The honey boxes had grown heavy during October, but we decided to cap the hive for the winter with a “candy board,” a replacement top-cover with a two-inch thick pad of nougat weighing several pounds on its underside that the bees could nosh if their honey-supplies ran low in late winter. After a bit of insulating around the hive and tacking some black material on its south-facing aspect to help absorb heat from the low winter sun, we retreated to the city and crossed our fingers for the best.

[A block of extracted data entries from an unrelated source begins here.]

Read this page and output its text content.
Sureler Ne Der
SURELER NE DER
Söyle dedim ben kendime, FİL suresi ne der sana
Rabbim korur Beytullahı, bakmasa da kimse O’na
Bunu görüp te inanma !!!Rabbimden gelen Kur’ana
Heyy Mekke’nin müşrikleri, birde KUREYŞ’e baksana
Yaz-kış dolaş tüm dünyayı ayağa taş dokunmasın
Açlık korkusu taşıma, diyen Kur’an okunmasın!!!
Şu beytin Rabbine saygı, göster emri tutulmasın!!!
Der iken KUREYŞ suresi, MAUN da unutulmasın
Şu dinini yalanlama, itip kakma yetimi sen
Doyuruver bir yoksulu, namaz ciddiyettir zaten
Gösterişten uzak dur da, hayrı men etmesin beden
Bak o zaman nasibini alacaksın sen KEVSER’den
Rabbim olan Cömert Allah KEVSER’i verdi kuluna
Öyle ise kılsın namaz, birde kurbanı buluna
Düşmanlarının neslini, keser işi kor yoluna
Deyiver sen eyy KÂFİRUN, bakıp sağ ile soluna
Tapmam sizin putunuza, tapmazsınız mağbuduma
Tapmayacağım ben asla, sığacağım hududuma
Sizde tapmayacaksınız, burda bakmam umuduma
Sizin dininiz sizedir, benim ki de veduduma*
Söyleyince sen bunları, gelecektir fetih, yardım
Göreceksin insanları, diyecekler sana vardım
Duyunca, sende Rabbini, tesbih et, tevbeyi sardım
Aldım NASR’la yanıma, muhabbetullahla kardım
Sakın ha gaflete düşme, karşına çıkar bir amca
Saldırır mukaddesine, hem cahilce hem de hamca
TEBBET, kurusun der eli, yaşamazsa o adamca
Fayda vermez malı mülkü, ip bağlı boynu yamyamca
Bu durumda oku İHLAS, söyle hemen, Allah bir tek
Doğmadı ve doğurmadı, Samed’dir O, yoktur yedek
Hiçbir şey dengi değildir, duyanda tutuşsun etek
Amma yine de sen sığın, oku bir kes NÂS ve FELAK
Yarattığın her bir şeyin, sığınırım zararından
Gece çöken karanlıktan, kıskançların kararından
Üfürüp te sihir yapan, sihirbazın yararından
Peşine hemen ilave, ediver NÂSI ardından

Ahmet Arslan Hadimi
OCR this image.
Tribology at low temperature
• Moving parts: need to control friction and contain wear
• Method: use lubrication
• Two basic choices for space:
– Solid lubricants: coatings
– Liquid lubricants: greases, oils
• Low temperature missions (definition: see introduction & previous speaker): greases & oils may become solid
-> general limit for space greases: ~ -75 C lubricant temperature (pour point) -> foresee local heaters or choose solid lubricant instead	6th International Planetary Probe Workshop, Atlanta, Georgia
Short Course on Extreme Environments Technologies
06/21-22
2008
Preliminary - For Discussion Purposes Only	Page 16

Erin and I made a pilgrimage to the farm on a warm day in early February to do some orchard pruning, so we were quite curious to see if we could detect any activity in the hive – honey bees will sometimes use the opportunity of warm winter days to take brief “cleansing” flights.
No activity was evident as we approached, and though I was hesitant to lift the cover on the top of the hive and let out whatever heat the bees were generating, I did decide to peek at the candy board to see if the bees had found occasion to begin eating it. Squinting through the crack as I lifted the corner, I could see that the entire nougat was gone -- enitrely consumed -- an absolutely fatal indication at this time of the year.
We had left the re-queening too late back in August, it seems; while the new colony sized-up admirably in September, they simply didn't have enough heat left in the season to ripen the honey they would need to sustain themselves through 5 months of shivering. Perhaps the swarm that left in August had better luck holed up in a hollow tree somewhere, far from the doddering efforts of human intervention to help out.
But, we're not giving up on honey. Next year's bees are already on order, hopefully to be cared for by farmers, if not wiser, at least better informed.